The moderator who was injured on stage when Sir Salman Rushdie was attacked has revealed his gruesome eye injury as he spoke publicly for the first time since the horrific stabbing.

Henry Reese sustained severe bruising and a minor cut to his eye while holding down the legs of Hadi Matar, 24, who stormed the stage and stabbed The Satanic Verses author multiple times in Chautauqua in New York.

Mr Reese, a former telemarketing entrepreneur from Pittsburgh who founded the City of Asylum as a haven for persecuted writers, told the Atlantic: “This is a very bold attack against the core values of freedom and ways of resolving differences short of violence, with art, literature, journalism.”

Asked how he was doing after the incident, Mr Reese told the BBC: “I’m doing well, everything is proceeding – I’m doing quite well.

“I think our concern is for Salman, and I mean that for himself, but also what he means in the world.”

Asked what the incident meant for the importance of Sir Salman’s values, Mr Reese added: “There couldn’t be anything more vivid in its materialisation of our values.

“Our mission is to protect writers who are in the sanctuary and to see Salman Rushdie assaulted for his life is unimaginably… it’s hard to describe what it is to see that happen in front of you.”

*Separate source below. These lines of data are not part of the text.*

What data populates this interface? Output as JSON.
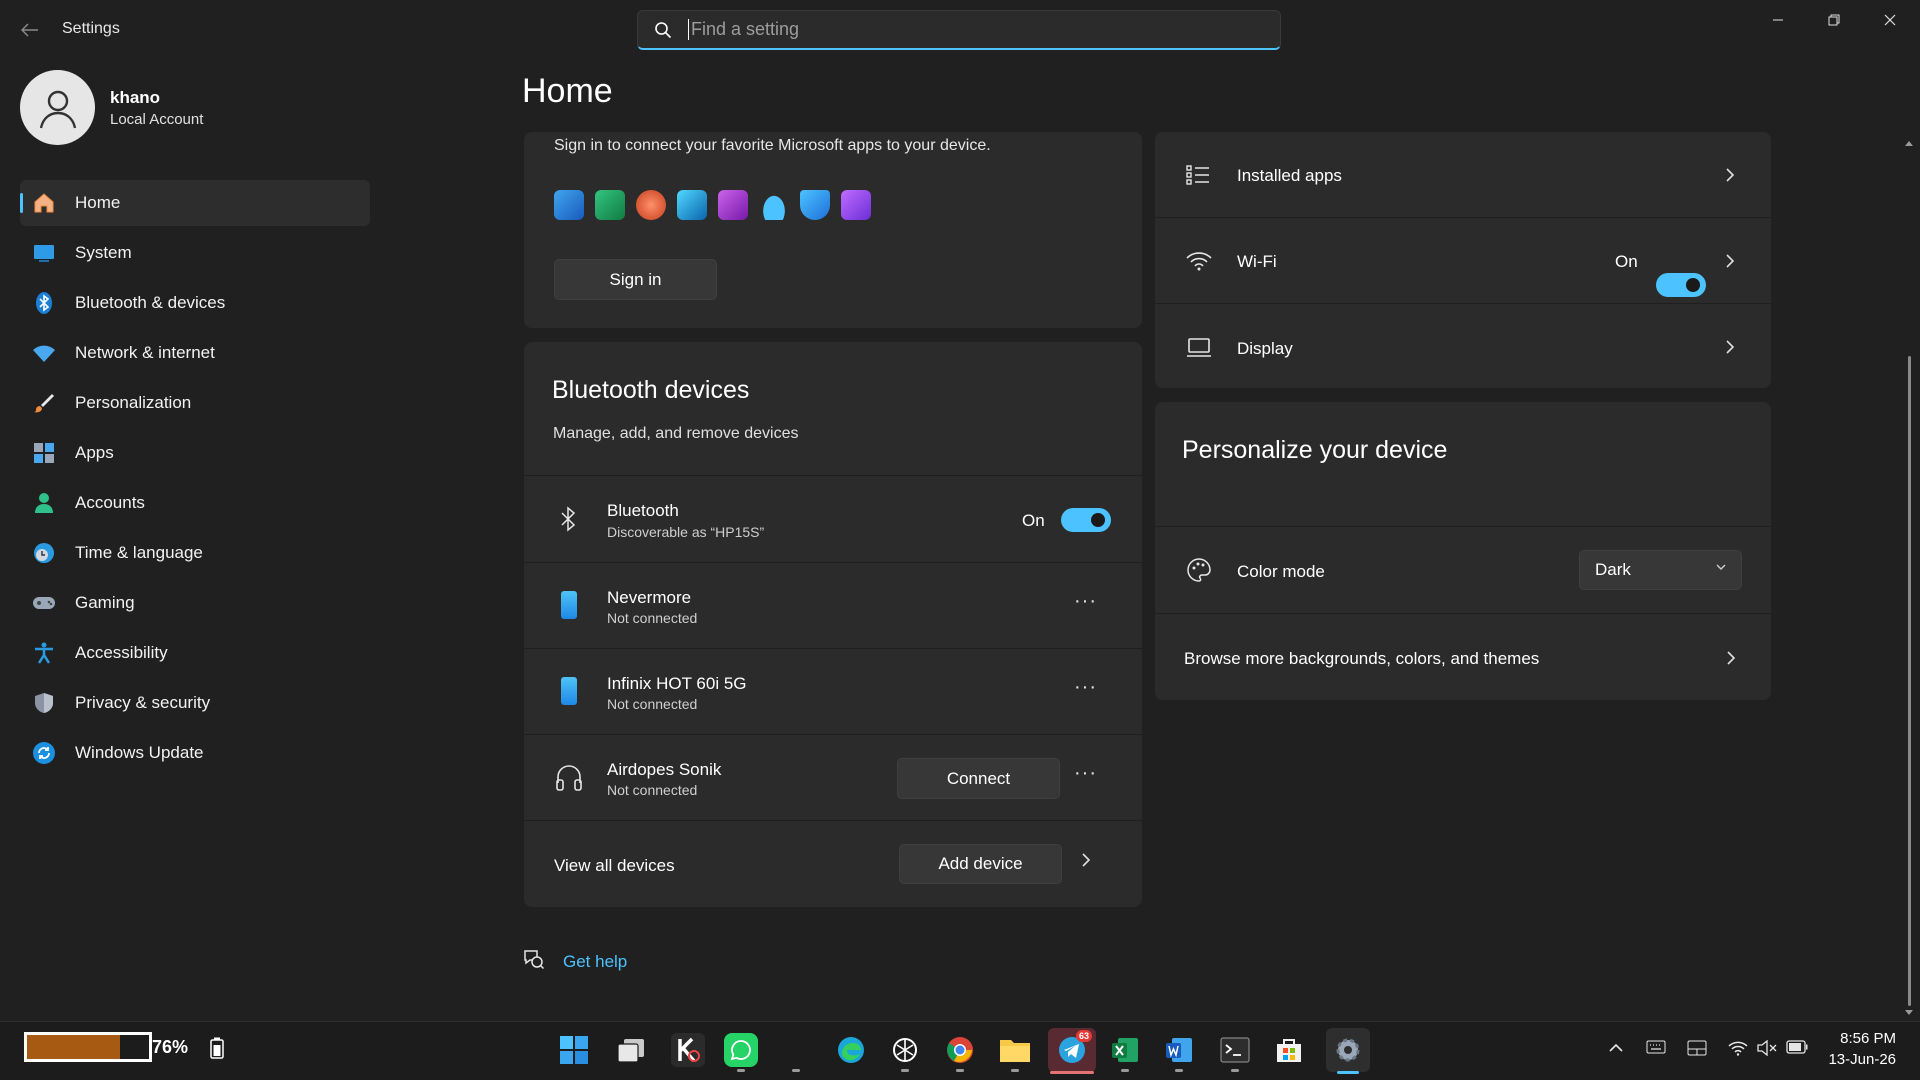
{
  "window": {
    "title": "Settings"
  },
  "search": {
    "placeholder": "Find a setting"
  },
  "profile": {
    "name": "khano",
    "account_type": "Local Account"
  },
  "sidebar": {
    "items": [
      {
        "label": "Home",
        "icon": "home-icon",
        "active": true
      },
      {
        "label": "System",
        "icon": "system-icon"
      },
      {
        "label": "Bluetooth & devices",
        "icon": "bluetooth-icon"
      },
      {
        "label": "Network & internet",
        "icon": "wifi-icon"
      },
      {
        "label": "Personalization",
        "icon": "brush-icon"
      },
      {
        "label": "Apps",
        "icon": "apps-icon"
      },
      {
        "label": "Accounts",
        "icon": "accounts-icon"
      },
      {
        "label": "Time & language",
        "icon": "clock-icon"
      },
      {
        "label": "Gaming",
        "icon": "gamepad-icon"
      },
      {
        "label": "Accessibility",
        "icon": "accessibility-icon"
      },
      {
        "label": "Privacy & security",
        "icon": "shield-icon"
      },
      {
        "label": "Windows Update",
        "icon": "update-icon"
      }
    ]
  },
  "main": {
    "page_title": "Home",
    "microsoft_account": {
      "text": "Sign in to connect your favorite Microsoft apps to your device.",
      "sign_in_label": "Sign in",
      "app_icons": [
        "word-icon",
        "excel-icon",
        "powerpoint-icon",
        "outlook-icon",
        "onenote-icon",
        "onedrive-icon",
        "defender-icon",
        "clipchamp-icon"
      ]
    },
    "bluetooth": {
      "title": "Bluetooth devices",
      "subtitle": "Manage, add, and remove devices",
      "bluetooth_row": {
        "title": "Bluetooth",
        "subtitle": "Discoverable as “HP15S”",
        "state": "On"
      },
      "devices": [
        {
          "name": "Nevermore",
          "status": "Not connected",
          "icon": "phone-icon"
        },
        {
          "name": "Infinix HOT 60i 5G",
          "status": "Not connected",
          "icon": "phone-icon"
        },
        {
          "name": "Airdopes Sonik",
          "status": "Not connected",
          "icon": "headphones-icon",
          "action": "Connect"
        }
      ],
      "view_all_label": "View all devices",
      "add_device_label": "Add device"
    },
    "quick_settings": [
      {
        "label": "Installed apps",
        "icon": "list-icon"
      },
      {
        "label": "Wi-Fi",
        "icon": "wifi-icon",
        "state": "On"
      },
      {
        "label": "Display",
        "icon": "monitor-icon"
      }
    ],
    "personalize": {
      "title": "Personalize your device",
      "color_mode_label": "Color mode",
      "color_mode_value": "Dark",
      "browse_label": "Browse more backgrounds, colors, and themes"
    },
    "get_help_label": "Get help"
  },
  "taskbar": {
    "battery_percent": "76%",
    "battery_level": 0.76,
    "telegram_badge": "63",
    "time": "8:56 PM",
    "date": "13-Jun-26"
  },
  "colors": {
    "accent": "#4cc2ff",
    "background": "#202020",
    "card": "#2b2b2b"
  }
}
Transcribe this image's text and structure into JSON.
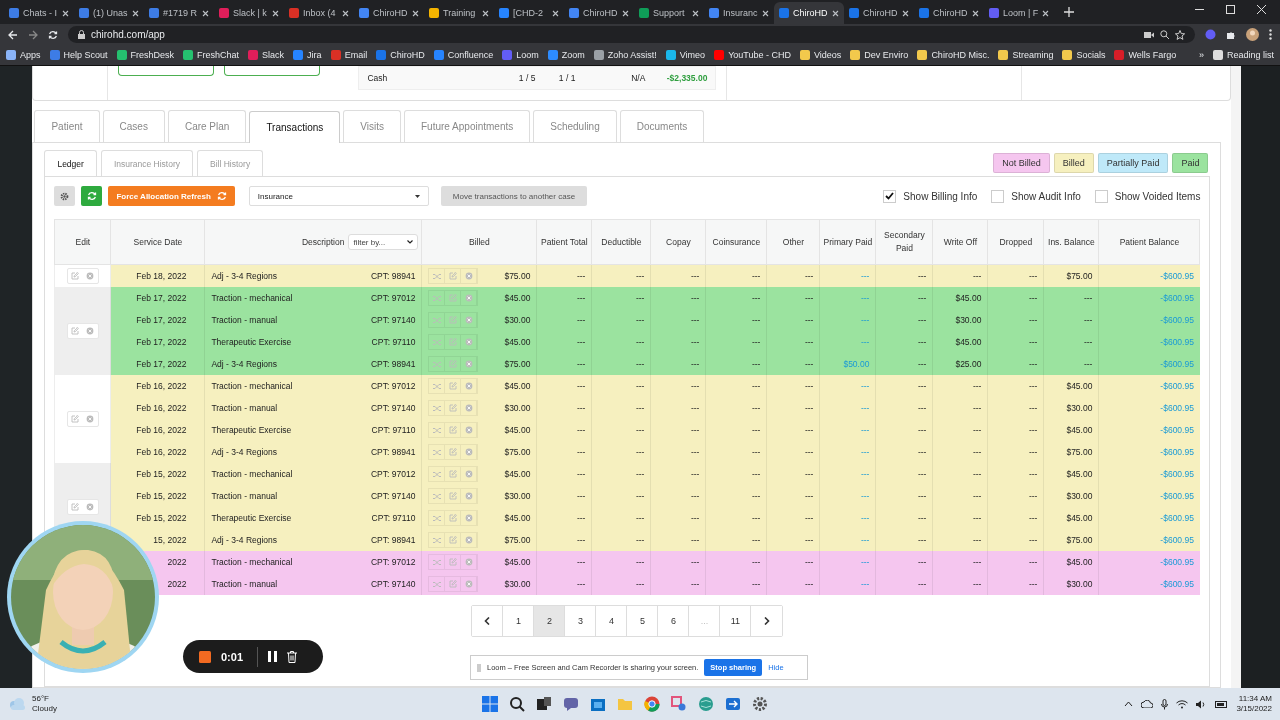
{
  "browser": {
    "tabs": [
      {
        "title": "Chats - I",
        "color": "#3d7ce6",
        "selected": false
      },
      {
        "title": "(1) Unas",
        "color": "#3d7ce6",
        "selected": false
      },
      {
        "title": "#1719 R",
        "color": "#3d7ce6",
        "selected": false
      },
      {
        "title": "Slack | k",
        "color": "#e01e5a",
        "selected": false
      },
      {
        "title": "Inbox (4",
        "color": "#d93025",
        "selected": false
      },
      {
        "title": "ChiroHD",
        "color": "#4285f4",
        "selected": false
      },
      {
        "title": "Training",
        "color": "#f4b400",
        "selected": false
      },
      {
        "title": "[CHD-2",
        "color": "#2684ff",
        "selected": false
      },
      {
        "title": "ChiroHD",
        "color": "#4285f4",
        "selected": false
      },
      {
        "title": "Support",
        "color": "#0f9d58",
        "selected": false
      },
      {
        "title": "Insuranc",
        "color": "#4285f4",
        "selected": false
      },
      {
        "title": "ChiroHD",
        "color": "#1a73e8",
        "selected": true
      },
      {
        "title": "ChiroHD",
        "color": "#1a73e8",
        "selected": false
      },
      {
        "title": "ChiroHD",
        "color": "#1a73e8",
        "selected": false
      },
      {
        "title": "Loom | F",
        "color": "#625df5",
        "selected": false
      }
    ],
    "url": "chirohd.com/app",
    "bookmarks": [
      {
        "label": "Apps",
        "color": "#8ab4f8"
      },
      {
        "label": "Help Scout",
        "color": "#3d7ce6"
      },
      {
        "label": "FreshDesk",
        "color": "#25c16f"
      },
      {
        "label": "FreshChat",
        "color": "#25c16f"
      },
      {
        "label": "Slack",
        "color": "#e01e5a"
      },
      {
        "label": "Jira",
        "color": "#2684ff"
      },
      {
        "label": "Email",
        "color": "#d93025"
      },
      {
        "label": "ChiroHD",
        "color": "#1a73e8"
      },
      {
        "label": "Confluence",
        "color": "#2684ff"
      },
      {
        "label": "Loom",
        "color": "#625df5"
      },
      {
        "label": "Zoom",
        "color": "#2d8cff"
      },
      {
        "label": "Zoho Assist!",
        "color": "#9aa0a6"
      },
      {
        "label": "Vimeo",
        "color": "#1ab7ea"
      },
      {
        "label": "YouTube - CHD",
        "color": "#ff0000"
      },
      {
        "label": "Videos",
        "color": "#f2c94c"
      },
      {
        "label": "Dev Enviro",
        "color": "#f2c94c"
      },
      {
        "label": "ChiroHD Misc.",
        "color": "#f2c94c"
      },
      {
        "label": "Streaming",
        "color": "#f2c94c"
      },
      {
        "label": "Socials",
        "color": "#f2c94c"
      },
      {
        "label": "Wells Fargo",
        "color": "#d71e28"
      }
    ],
    "bookmarks_more": "»",
    "reading_list": "Reading list"
  },
  "summary": {
    "payer": "Cash",
    "column_2": "1 / 5",
    "column_3": "1 / 1",
    "column_4": "N/A",
    "amount": "-$2,335.00"
  },
  "tabs": [
    {
      "label": "Patient",
      "selected": false
    },
    {
      "label": "Cases",
      "selected": false
    },
    {
      "label": "Care Plan",
      "selected": false
    },
    {
      "label": "Transactions",
      "selected": true
    },
    {
      "label": "Visits",
      "selected": false
    },
    {
      "label": "Future Appointments",
      "selected": false
    },
    {
      "label": "Scheduling",
      "selected": false
    },
    {
      "label": "Documents",
      "selected": false
    }
  ],
  "subtabs": [
    {
      "label": "Ledger",
      "selected": true
    },
    {
      "label": "Insurance History",
      "selected": false
    },
    {
      "label": "Bill History",
      "selected": false
    }
  ],
  "legend": [
    {
      "label": "Not Billed",
      "color": "#f5c6ef"
    },
    {
      "label": "Billed",
      "color": "#f6f0bf"
    },
    {
      "label": "Partially Paid",
      "color": "#bfe9f9"
    },
    {
      "label": "Paid",
      "color": "#9be39f"
    }
  ],
  "toolbar": {
    "refresh_button": "Force Allocation Refresh",
    "case_select": "Insurance",
    "move_button": "Move transactions to another case",
    "options": [
      {
        "label": "Show Billing Info",
        "checked": true
      },
      {
        "label": "Show Audit Info",
        "checked": false
      },
      {
        "label": "Show Voided Items",
        "checked": false
      }
    ]
  },
  "table": {
    "columns": [
      "Edit",
      "Service Date",
      "Description",
      "Billed",
      "Patient Total",
      "Deductible",
      "Copay",
      "Coinsurance",
      "Other",
      "Primary Paid",
      "Secondary Paid",
      "Write Off",
      "Dropped",
      "Ins. Balance",
      "Patient Balance"
    ],
    "description_filter": "filter by...",
    "groups": [
      {
        "rows": [
          {
            "color": "#f6f0bf",
            "date": "Feb 18, 2022",
            "description": "Adj - 3-4 Regions",
            "cpt": "CPT: 98941",
            "billed": "$75.00",
            "amounts": [
              "---",
              "---",
              "---",
              "---",
              "---",
              "---",
              "---",
              "---",
              "---",
              "$75.00",
              "-$600.95"
            ]
          }
        ]
      },
      {
        "rows": [
          {
            "color": "#9be39f",
            "date": "Feb 17, 2022",
            "description": "Traction - mechanical",
            "cpt": "CPT: 97012",
            "billed": "$45.00",
            "amounts": [
              "---",
              "---",
              "---",
              "---",
              "---",
              "---",
              "---",
              "$45.00",
              "---",
              "---",
              "-$600.95"
            ]
          },
          {
            "color": "#9be39f",
            "date": "Feb 17, 2022",
            "description": "Traction - manual",
            "cpt": "CPT: 97140",
            "billed": "$30.00",
            "amounts": [
              "---",
              "---",
              "---",
              "---",
              "---",
              "---",
              "---",
              "$30.00",
              "---",
              "---",
              "-$600.95"
            ]
          },
          {
            "color": "#9be39f",
            "date": "Feb 17, 2022",
            "description": "Therapeutic Exercise",
            "cpt": "CPT: 97110",
            "billed": "$45.00",
            "amounts": [
              "---",
              "---",
              "---",
              "---",
              "---",
              "---",
              "---",
              "$45.00",
              "---",
              "---",
              "-$600.95"
            ]
          },
          {
            "color": "#9be39f",
            "date": "Feb 17, 2022",
            "description": "Adj - 3-4 Regions",
            "cpt": "CPT: 98941",
            "billed": "$75.00",
            "amounts": [
              "---",
              "---",
              "---",
              "---",
              "---",
              "$50.00",
              "---",
              "$25.00",
              "---",
              "---",
              "-$600.95"
            ]
          }
        ]
      },
      {
        "rows": [
          {
            "color": "#f6f0bf",
            "date": "Feb 16, 2022",
            "description": "Traction - mechanical",
            "cpt": "CPT: 97012",
            "billed": "$45.00",
            "amounts": [
              "---",
              "---",
              "---",
              "---",
              "---",
              "---",
              "---",
              "---",
              "---",
              "$45.00",
              "-$600.95"
            ]
          },
          {
            "color": "#f6f0bf",
            "date": "Feb 16, 2022",
            "description": "Traction - manual",
            "cpt": "CPT: 97140",
            "billed": "$30.00",
            "amounts": [
              "---",
              "---",
              "---",
              "---",
              "---",
              "---",
              "---",
              "---",
              "---",
              "$30.00",
              "-$600.95"
            ]
          },
          {
            "color": "#f6f0bf",
            "date": "Feb 16, 2022",
            "description": "Therapeutic Exercise",
            "cpt": "CPT: 97110",
            "billed": "$45.00",
            "amounts": [
              "---",
              "---",
              "---",
              "---",
              "---",
              "---",
              "---",
              "---",
              "---",
              "$45.00",
              "-$600.95"
            ]
          },
          {
            "color": "#f6f0bf",
            "date": "Feb 16, 2022",
            "description": "Adj - 3-4 Regions",
            "cpt": "CPT: 98941",
            "billed": "$75.00",
            "amounts": [
              "---",
              "---",
              "---",
              "---",
              "---",
              "---",
              "---",
              "---",
              "---",
              "$75.00",
              "-$600.95"
            ]
          }
        ]
      },
      {
        "rows": [
          {
            "color": "#f6f0bf",
            "date": "Feb 15, 2022",
            "description": "Traction - mechanical",
            "cpt": "CPT: 97012",
            "billed": "$45.00",
            "amounts": [
              "---",
              "---",
              "---",
              "---",
              "---",
              "---",
              "---",
              "---",
              "---",
              "$45.00",
              "-$600.95"
            ]
          },
          {
            "color": "#f6f0bf",
            "date": "Feb 15, 2022",
            "description": "Traction - manual",
            "cpt": "CPT: 97140",
            "billed": "$30.00",
            "amounts": [
              "---",
              "---",
              "---",
              "---",
              "---",
              "---",
              "---",
              "---",
              "---",
              "$30.00",
              "-$600.95"
            ]
          },
          {
            "color": "#f6f0bf",
            "date": "Feb 15, 2022",
            "description": "Therapeutic Exercise",
            "cpt": "CPT: 97110",
            "billed": "$45.00",
            "amounts": [
              "---",
              "---",
              "---",
              "---",
              "---",
              "---",
              "---",
              "---",
              "---",
              "$45.00",
              "-$600.95"
            ]
          },
          {
            "color": "#f6f0bf",
            "date": "15, 2022",
            "description": "Adj - 3-4 Regions",
            "cpt": "CPT: 98941",
            "billed": "$75.00",
            "amounts": [
              "---",
              "---",
              "---",
              "---",
              "---",
              "---",
              "---",
              "---",
              "---",
              "$75.00",
              "-$600.95"
            ]
          }
        ]
      }
    ],
    "covered_group": {
      "rows": [
        {
          "color": "#f5c6ef",
          "date": "2022",
          "description": "Traction - mechanical",
          "cpt": "CPT: 97012",
          "billed": "$45.00",
          "amounts": [
            "---",
            "---",
            "---",
            "---",
            "---",
            "---",
            "---",
            "---",
            "---",
            "$45.00",
            "-$600.95"
          ]
        },
        {
          "color": "#f5c6ef",
          "date": "2022",
          "description": "Traction - manual",
          "cpt": "CPT: 97140",
          "billed": "$30.00",
          "amounts": [
            "---",
            "---",
            "---",
            "---",
            "---",
            "---",
            "---",
            "---",
            "---",
            "$30.00",
            "-$600.95"
          ]
        }
      ]
    }
  },
  "pagination": {
    "pages": [
      {
        "label": "1",
        "selected": false,
        "disabled": false
      },
      {
        "label": "2",
        "selected": true,
        "disabled": false
      },
      {
        "label": "3",
        "selected": false,
        "disabled": false
      },
      {
        "label": "4",
        "selected": false,
        "disabled": false
      },
      {
        "label": "5",
        "selected": false,
        "disabled": false
      },
      {
        "label": "6",
        "selected": false,
        "disabled": false
      },
      {
        "label": "...",
        "selected": false,
        "disabled": true
      },
      {
        "label": "11",
        "selected": false,
        "disabled": false
      }
    ]
  },
  "recorder": {
    "time": "0:01"
  },
  "loom_banner": {
    "message": "Loom – Free Screen and Cam Recorder is sharing your screen.",
    "stop_button": "Stop sharing",
    "hide_link": "Hide"
  },
  "taskbar": {
    "temperature": "56°F",
    "weather": "Cloudy",
    "time": "11:34 AM",
    "date": "3/15/2022"
  }
}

Sir Salman suffered severe, life-changing injuries and underwent emergency surgery but he is now believed to be awake and helping the police with their investigations.

The author suffered a damaged liver and severed nerves in an arm and an eye but was taken off a ventilator on Saturday, August 13.

The stabbing comes 33 years after Ayatollah Ruhollah Khomeini, then the supreme leader of Iran, issued a fatwa that ordered Muslims to kill Salman Rushdie because of his novel “The Satanic Verses”.

Following Rushdie’s stabbing by an “Iran sympathiser”, Iran denied involvement in the attack but justified it.

Nasser Kanaani, the spokesman of Iran’s Foreign Ministry, told journalists: “We, in the incident of the attack on Salman Rushdie in the US, do not consider that anyone deserves blame and accusations except him and his supporters.

“Nobody has the right to accuse Iran in this regard.

“We believe that the insults made and the support he received was an insult against followers of all religions.”

Sir Salman’s attacker, 24-year-old Hadi Matar, has pleaded not guilty through his lawyer to charges stemming from the assault and is due to appear in a US court on Friday, August 19.